La démonstration a été faite par Christophe Hugnet que les dossiers d'AMM doivent évoluer au même rythme que les médicaments mis sur le marché, notamment grâce à la pharmacovigilance. « Il y a quelques années, j’ai eu dans un effectif de chevaux un problème d’apparente inefficacité chez certains animaux dont des poulains, de pâtes orales à base d’ivermectine administrées avec des seringues obtenues sans ordonnance chez des pharmaciens. Après vérification, j’ai constaté que certaines seringues multidoses contenaient bien la dose complète de la pâte orale, mais aussi des grosses bulles. Certains poulains ont pris la dose complète et d’autres non. Cela s’est déroulé il y a 10 ans et pourtant, il persiste aujourd’hui un défaut d'homogénéité de production. » Autre sujet d'intérêt, les médicaments génériques qui bénéficient d’un dossier AMM allégé. Pour être mis sur le marché, ils doivent apporter la preuve de leur bioéquivalence (garantie d'une efficacité thérapeutique et d'une sécurité d'emploi identiques à celles du produit princeps). « La bioéquivalence in vitro permet de s’exonérer d’études in vivo avec des coûts moins élevés.

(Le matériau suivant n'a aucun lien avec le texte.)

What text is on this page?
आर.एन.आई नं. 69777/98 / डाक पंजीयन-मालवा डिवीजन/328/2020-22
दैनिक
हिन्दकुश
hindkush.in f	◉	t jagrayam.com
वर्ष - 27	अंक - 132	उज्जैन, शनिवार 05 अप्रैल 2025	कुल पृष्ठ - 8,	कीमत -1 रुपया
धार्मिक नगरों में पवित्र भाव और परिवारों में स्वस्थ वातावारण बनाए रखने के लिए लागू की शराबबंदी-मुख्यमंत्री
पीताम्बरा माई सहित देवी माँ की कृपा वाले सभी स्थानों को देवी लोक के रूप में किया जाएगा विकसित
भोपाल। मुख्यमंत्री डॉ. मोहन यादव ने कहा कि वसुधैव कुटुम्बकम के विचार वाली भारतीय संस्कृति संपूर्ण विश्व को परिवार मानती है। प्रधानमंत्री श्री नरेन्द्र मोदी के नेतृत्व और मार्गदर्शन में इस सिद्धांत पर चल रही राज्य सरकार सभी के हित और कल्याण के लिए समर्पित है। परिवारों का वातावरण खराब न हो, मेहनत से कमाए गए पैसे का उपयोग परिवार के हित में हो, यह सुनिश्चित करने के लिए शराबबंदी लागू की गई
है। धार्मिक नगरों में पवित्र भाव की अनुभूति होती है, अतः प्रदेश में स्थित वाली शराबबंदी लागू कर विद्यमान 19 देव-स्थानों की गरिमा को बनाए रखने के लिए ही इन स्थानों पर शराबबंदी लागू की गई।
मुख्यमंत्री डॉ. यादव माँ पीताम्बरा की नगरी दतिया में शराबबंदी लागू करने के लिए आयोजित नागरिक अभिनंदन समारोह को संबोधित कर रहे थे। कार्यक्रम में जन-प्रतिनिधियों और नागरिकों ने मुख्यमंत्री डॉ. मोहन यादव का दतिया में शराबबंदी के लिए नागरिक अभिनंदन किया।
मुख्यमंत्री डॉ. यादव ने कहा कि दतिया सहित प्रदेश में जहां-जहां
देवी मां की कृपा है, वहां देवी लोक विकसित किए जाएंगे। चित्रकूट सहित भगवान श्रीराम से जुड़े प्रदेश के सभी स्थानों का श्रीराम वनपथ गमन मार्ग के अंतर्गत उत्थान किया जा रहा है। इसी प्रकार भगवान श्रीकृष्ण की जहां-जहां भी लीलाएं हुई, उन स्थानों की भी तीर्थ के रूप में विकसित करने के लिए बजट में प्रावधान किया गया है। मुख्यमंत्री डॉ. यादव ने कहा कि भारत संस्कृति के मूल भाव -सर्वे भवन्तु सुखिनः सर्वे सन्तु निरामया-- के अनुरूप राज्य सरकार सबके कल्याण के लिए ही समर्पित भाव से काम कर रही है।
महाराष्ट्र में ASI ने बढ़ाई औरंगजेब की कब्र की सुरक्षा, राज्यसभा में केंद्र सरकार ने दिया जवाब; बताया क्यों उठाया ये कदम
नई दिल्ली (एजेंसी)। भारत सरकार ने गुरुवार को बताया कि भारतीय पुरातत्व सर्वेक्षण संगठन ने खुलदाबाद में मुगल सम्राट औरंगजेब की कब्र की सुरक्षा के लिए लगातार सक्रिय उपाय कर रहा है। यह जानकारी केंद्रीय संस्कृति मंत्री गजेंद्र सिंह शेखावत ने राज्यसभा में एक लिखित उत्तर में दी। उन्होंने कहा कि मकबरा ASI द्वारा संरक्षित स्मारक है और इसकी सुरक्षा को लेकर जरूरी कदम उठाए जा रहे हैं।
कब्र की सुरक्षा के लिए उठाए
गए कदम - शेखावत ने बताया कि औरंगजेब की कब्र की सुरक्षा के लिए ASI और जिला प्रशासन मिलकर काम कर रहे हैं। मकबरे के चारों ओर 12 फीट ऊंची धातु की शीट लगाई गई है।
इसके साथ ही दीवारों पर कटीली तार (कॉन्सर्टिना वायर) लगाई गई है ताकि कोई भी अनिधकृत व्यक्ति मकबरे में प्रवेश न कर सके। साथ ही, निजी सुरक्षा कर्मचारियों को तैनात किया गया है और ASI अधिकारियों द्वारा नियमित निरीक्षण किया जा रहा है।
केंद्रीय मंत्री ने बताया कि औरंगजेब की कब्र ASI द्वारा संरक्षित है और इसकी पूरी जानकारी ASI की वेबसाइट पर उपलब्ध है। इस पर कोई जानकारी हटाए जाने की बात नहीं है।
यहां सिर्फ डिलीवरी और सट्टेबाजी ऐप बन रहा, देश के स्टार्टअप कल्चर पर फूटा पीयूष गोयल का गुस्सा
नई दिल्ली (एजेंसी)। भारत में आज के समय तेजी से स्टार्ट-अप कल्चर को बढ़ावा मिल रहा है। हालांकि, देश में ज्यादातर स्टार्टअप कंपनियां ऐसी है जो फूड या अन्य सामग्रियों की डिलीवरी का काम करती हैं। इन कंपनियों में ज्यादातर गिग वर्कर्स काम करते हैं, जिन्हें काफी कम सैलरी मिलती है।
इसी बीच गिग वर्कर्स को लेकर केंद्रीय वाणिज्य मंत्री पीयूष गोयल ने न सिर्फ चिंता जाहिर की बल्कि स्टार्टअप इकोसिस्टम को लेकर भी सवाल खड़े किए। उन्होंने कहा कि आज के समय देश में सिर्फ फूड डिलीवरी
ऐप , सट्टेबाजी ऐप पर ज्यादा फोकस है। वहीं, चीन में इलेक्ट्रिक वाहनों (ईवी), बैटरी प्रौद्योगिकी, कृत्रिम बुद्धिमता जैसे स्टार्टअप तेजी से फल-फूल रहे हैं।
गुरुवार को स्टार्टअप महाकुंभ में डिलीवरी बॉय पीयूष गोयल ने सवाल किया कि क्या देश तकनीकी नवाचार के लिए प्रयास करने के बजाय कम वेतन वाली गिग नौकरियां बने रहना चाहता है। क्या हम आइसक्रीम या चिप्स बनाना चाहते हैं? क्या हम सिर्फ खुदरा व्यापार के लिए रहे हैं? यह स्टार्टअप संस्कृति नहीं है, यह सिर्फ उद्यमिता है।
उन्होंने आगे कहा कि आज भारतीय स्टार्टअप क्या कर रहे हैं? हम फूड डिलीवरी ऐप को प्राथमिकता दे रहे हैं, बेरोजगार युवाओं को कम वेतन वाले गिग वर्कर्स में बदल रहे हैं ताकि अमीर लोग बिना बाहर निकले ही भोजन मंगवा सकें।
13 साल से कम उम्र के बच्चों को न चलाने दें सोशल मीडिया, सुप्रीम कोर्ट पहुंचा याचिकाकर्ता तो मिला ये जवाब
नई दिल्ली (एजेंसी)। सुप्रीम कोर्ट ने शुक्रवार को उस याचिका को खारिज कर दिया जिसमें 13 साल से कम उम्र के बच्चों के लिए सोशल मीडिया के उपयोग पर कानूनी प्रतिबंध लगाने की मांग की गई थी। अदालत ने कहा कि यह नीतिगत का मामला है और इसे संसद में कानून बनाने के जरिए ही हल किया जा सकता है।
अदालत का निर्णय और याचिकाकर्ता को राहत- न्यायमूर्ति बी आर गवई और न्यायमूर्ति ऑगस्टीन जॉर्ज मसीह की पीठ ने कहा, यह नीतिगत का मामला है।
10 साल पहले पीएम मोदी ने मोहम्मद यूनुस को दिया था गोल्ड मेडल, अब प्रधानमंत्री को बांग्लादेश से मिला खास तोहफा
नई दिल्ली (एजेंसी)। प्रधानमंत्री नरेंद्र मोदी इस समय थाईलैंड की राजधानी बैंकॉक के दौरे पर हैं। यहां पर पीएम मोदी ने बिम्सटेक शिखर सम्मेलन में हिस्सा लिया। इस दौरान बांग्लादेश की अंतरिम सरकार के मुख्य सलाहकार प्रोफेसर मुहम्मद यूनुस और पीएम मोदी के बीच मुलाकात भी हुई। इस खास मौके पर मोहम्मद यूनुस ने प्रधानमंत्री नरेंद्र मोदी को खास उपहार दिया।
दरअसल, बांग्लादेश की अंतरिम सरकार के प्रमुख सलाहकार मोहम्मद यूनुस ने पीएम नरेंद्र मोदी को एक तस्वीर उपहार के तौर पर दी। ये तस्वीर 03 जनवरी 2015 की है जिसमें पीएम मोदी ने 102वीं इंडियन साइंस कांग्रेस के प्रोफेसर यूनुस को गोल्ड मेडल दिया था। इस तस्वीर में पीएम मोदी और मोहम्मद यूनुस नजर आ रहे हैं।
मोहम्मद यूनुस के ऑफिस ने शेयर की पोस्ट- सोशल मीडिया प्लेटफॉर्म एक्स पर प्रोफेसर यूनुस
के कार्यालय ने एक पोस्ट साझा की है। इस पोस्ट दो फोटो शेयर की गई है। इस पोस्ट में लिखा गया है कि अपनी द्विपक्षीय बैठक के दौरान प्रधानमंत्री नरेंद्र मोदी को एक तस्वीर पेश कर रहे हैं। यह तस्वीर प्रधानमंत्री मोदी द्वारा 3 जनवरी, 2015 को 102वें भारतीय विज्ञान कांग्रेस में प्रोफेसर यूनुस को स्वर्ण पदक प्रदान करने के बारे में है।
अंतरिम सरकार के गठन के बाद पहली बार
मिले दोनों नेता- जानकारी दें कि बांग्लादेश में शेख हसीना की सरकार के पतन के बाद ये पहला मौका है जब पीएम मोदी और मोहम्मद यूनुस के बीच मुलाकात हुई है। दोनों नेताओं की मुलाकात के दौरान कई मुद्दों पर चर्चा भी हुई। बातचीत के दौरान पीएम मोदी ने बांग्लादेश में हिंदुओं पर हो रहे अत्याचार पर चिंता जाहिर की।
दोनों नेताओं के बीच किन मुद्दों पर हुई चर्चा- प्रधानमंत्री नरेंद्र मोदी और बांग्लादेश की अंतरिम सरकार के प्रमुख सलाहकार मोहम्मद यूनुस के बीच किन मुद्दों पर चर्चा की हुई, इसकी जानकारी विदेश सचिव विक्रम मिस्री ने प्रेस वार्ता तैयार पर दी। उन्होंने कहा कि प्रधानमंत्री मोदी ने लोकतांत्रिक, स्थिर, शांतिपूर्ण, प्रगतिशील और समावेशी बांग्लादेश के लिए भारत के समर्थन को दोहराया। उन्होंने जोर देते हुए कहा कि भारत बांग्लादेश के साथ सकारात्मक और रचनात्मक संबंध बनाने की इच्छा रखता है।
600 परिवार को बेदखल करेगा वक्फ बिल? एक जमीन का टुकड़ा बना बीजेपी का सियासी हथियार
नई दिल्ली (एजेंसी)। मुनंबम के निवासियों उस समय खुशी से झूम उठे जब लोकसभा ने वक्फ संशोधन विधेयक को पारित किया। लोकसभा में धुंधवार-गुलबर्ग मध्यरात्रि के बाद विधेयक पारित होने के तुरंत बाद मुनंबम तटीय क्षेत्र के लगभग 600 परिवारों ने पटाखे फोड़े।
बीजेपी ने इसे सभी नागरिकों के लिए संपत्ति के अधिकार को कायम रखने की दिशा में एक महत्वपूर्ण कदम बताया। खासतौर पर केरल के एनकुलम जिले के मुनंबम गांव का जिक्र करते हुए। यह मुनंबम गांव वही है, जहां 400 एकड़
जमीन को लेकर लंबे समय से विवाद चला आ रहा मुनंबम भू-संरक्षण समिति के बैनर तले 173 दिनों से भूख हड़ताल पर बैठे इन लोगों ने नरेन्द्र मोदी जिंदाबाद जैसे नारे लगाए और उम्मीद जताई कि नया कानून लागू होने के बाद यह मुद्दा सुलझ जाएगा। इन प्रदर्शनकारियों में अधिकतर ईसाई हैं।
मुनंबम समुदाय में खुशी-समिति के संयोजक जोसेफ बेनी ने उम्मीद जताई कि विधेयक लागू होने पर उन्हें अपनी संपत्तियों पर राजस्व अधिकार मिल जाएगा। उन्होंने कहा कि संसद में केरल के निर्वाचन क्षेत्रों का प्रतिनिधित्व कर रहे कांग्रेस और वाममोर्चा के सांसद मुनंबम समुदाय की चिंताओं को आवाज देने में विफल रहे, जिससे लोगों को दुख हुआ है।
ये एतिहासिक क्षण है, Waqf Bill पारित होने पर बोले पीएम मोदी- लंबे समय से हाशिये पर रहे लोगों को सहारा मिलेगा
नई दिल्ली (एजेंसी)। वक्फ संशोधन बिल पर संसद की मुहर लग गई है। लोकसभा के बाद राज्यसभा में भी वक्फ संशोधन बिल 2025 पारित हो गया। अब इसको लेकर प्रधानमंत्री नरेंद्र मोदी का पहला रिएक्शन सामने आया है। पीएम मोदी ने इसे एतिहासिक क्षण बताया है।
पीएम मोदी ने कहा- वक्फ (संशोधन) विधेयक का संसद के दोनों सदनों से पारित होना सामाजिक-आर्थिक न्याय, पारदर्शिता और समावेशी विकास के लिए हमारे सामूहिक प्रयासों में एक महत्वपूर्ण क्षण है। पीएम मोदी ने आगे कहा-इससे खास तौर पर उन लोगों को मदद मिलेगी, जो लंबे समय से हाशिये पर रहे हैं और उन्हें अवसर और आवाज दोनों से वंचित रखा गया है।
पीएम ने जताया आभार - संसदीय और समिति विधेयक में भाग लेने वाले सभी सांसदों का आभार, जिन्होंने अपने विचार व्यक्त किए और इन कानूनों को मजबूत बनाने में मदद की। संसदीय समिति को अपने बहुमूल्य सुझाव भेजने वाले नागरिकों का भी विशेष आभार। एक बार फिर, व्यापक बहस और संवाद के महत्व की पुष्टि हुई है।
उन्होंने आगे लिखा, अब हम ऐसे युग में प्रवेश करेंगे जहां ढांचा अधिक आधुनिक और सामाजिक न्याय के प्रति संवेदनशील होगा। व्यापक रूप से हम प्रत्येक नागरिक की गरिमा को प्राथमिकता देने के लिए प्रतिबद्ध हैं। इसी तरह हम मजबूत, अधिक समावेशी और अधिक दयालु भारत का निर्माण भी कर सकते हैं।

Cela concerne les solutions orales ou injectables, les poudres orales et les comprimés à dissolution rapide. (…) Ces bioéquivalences ne permettent pas de valider le caractère sécuritaire de la substitution d’un médicament princeps par un générique, et inversement, ou d’un générique par un autre. Concrètement, les deux spécialités doivent avoir une même moyenne pour les paramètres pharmacocinétiques étudiés, à savoir la concentration maximale (Cmax), le moment d’atteinte de cette concentration (Tmax), l’aire sous la courbe (AUC). » À noter que cela ne signifie pas que les deux médicaments présentent la même distribution. La bioéquivalence individuelle peut ainsi être différente. Des variations sont observées au niveau individuel et lors de traitements collectifs. Christophe Hugnet recommande une bioéquivalence de population pour les antibiotiques.